人工雪を降らせてスタートしたショーは、冷たいブルーのグラデーションドレスやスカートが登場した。冷感のある氷柄は、徐々に温感を帯びていき、氷が溶けていく様を描いたイエローやオレンジ、そしてレッドに変化していく。テーマは「SEASON」。さらに、人間にサーモグラフィカメラを当てた時の体温変化を転写プリントにのせ、特徴的なパターンに仕上げた。

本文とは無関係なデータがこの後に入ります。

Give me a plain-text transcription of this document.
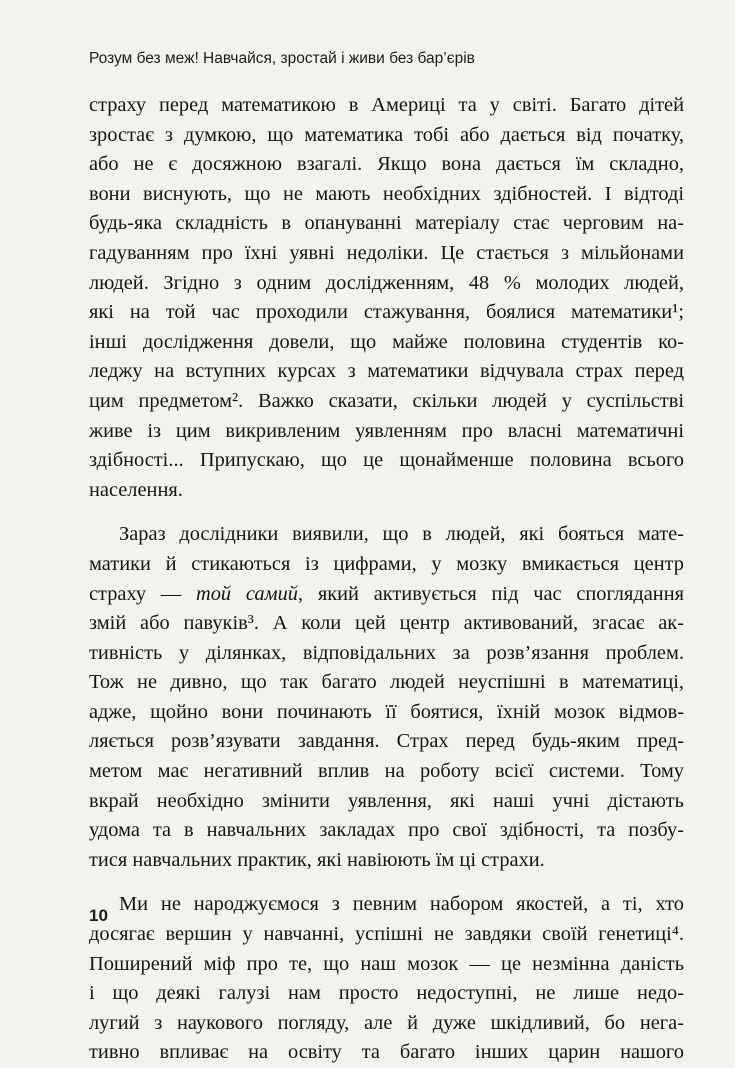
Розум без меж! Навчайся, зростай і живи без бар’єрів
страху перед математикою в Америці та у світі. Багато дітей
зростає з думкою, що математика тобі або дається від початку,
або не є досяжною взагалі. Якщо вона дається їм складно,
вони виснують, що не мають необхідних здібностей. І відтоді
будь-яка складність в опануванні матеріалу стає черговим на-
гадуванням про їхні уявні недоліки. Це стається з мільйонами
людей. Згідно з одним дослідженням, 48 % молодих людей,
які на той час проходили стажування, боялися математики¹;
інші дослідження довели, що майже половина студентів ко-
леджу на вступних курсах з математики відчувала страх перед
цим предметом². Важко сказати, скільки людей у суспільстві
живе із цим викривленим уявленням про власні математичні
здібності... Припускаю, що це щонайменше половина всього
населення.
Зараз дослідники виявили, що в людей, які бояться мате-
матики й стикаються із цифрами, у мозку вмикається центр
страху — той самий, який активується під час споглядання
змій або павуків³. А коли цей центр активований, згасає ак-
тивність у ділянках, відповідальних за розв’язання проблем.
Тож не дивно, що так багато людей неуспішні в математиці,
адже, щойно вони починають її боятися, їхній мозок відмов-
ляється розв’язувати завдання. Страх перед будь-яким пред-
метом має негативний вплив на роботу всієї системи. Тому
вкрай необхідно змінити уявлення, які наші учні дістають
удома та в навчальних закладах про свої здібності, та позбу-
тися навчальних практик, які навіюють їм ці страхи.
Ми не народжуємося з певним набором якостей, а ті, хто
досягає вершин у навчанні, успішні не завдяки своїй генетиці⁴.
Поширений міф про те, що наш мозок — це незмінна даність
і що деякі галузі нам просто недоступні, не лише недо-
лугий з наукового погляду, але й дуже шкідливий, бо нега-
тивно впливає на освіту та багато інших царин нашого
10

森永邦彦デザイナーは「春夏、秋冬とシーズンを区切ってショーを行なっているが、果たしてこれでいいのか。春でも寒い日はあるし、秋でも暑い日がある」と語る。いわゆるシーズンの区切りに異を唱える森永。すべてのルックに温度調整素材のアウトラストを使用し、衣服内の温度を人間が快適と感じる33度にコントロールしたという。同素材でショート丈のダッフルコートやグレンチェックのジャケットを作り込む一方、ファーやレザー素材を織り交ぜる提案も。異素材コーディネートと、時折見せるボリューム感のあるアウターも今季の象徴だ。

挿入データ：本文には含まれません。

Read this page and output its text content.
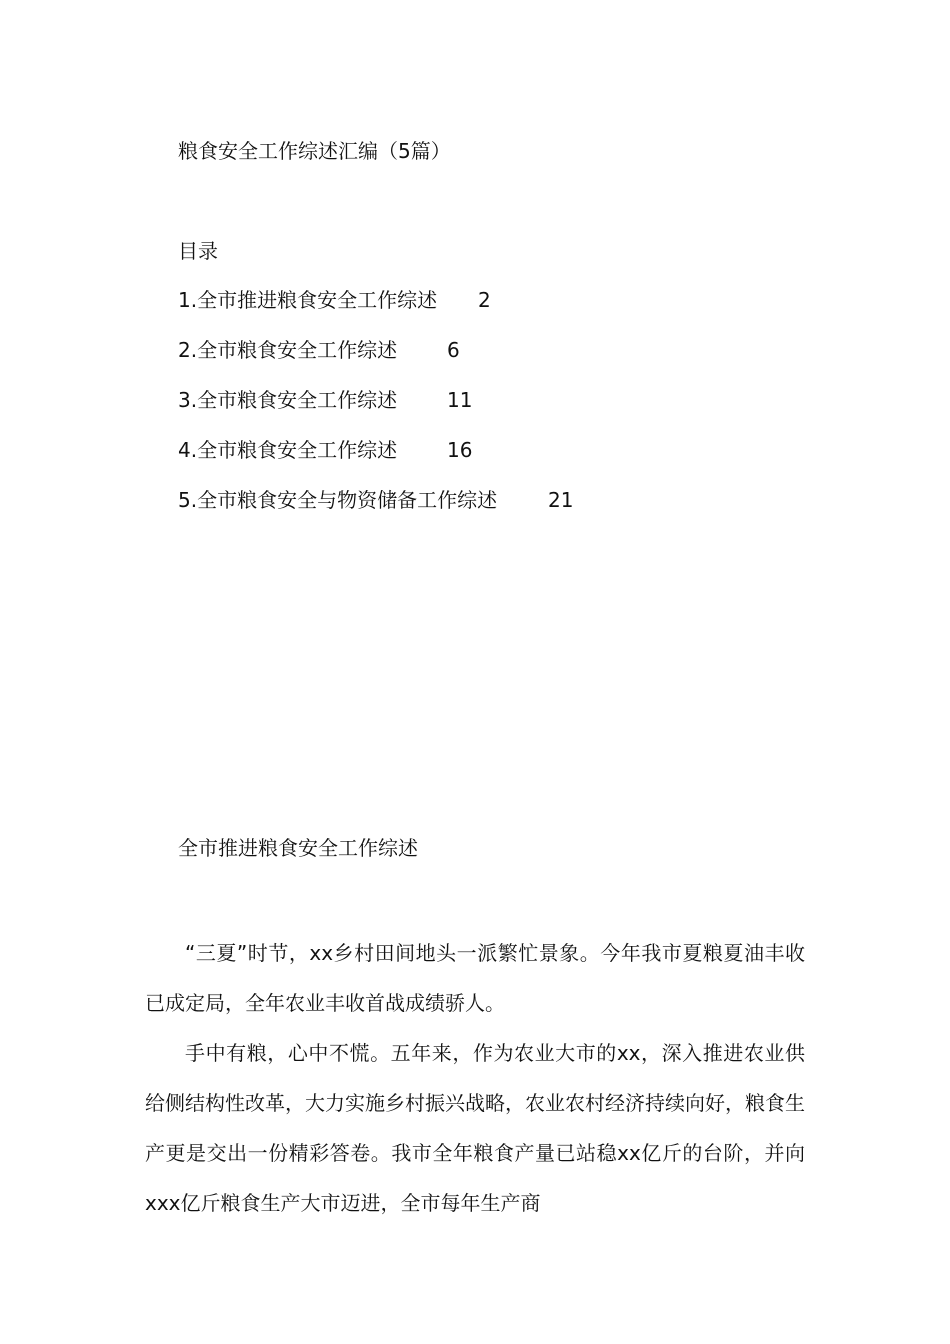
粮食安全工作综述汇编（5篇）
目录
1.全市推进粮食安全工作综述	2
2.全市粮食安全工作综述	6
3.全市粮食安全工作综述	11
4.全市粮食安全工作综述	16
5.全市粮食安全与物资储备工作综述	21
全市推进粮食安全工作综述

“三夏”时节，xx乡村田间地头一派繁忙景象。今年我市夏粮夏油丰收已成定局，全年农业丰收首战成绩骄人。

手中有粮，心中不慌。五年来，作为农业大市的xx，深入推进农业供给侧结构性改革，大力实施乡村振兴战略，农业农村经济持续向好，粮食生产更是交出一份精彩答卷。我市全年粮食产量已站稳xx亿斤的台阶，并向xxx亿斤粮食生产大市迈进，全市每年生产商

フィナーレは、熱を照射するライトを服に当て、素材の特徴を際立たせる演出を行なった。「特に服は大きく変化しなかったが、(先シーズンの縮む服など)今までがサプライズありきの演出という感じだったので、今回は服をしっかり見せた」と森永。作り込まれたコンセプトと同時に問題提起をするあたりは、「アンリアレイジ」ならではということだろう。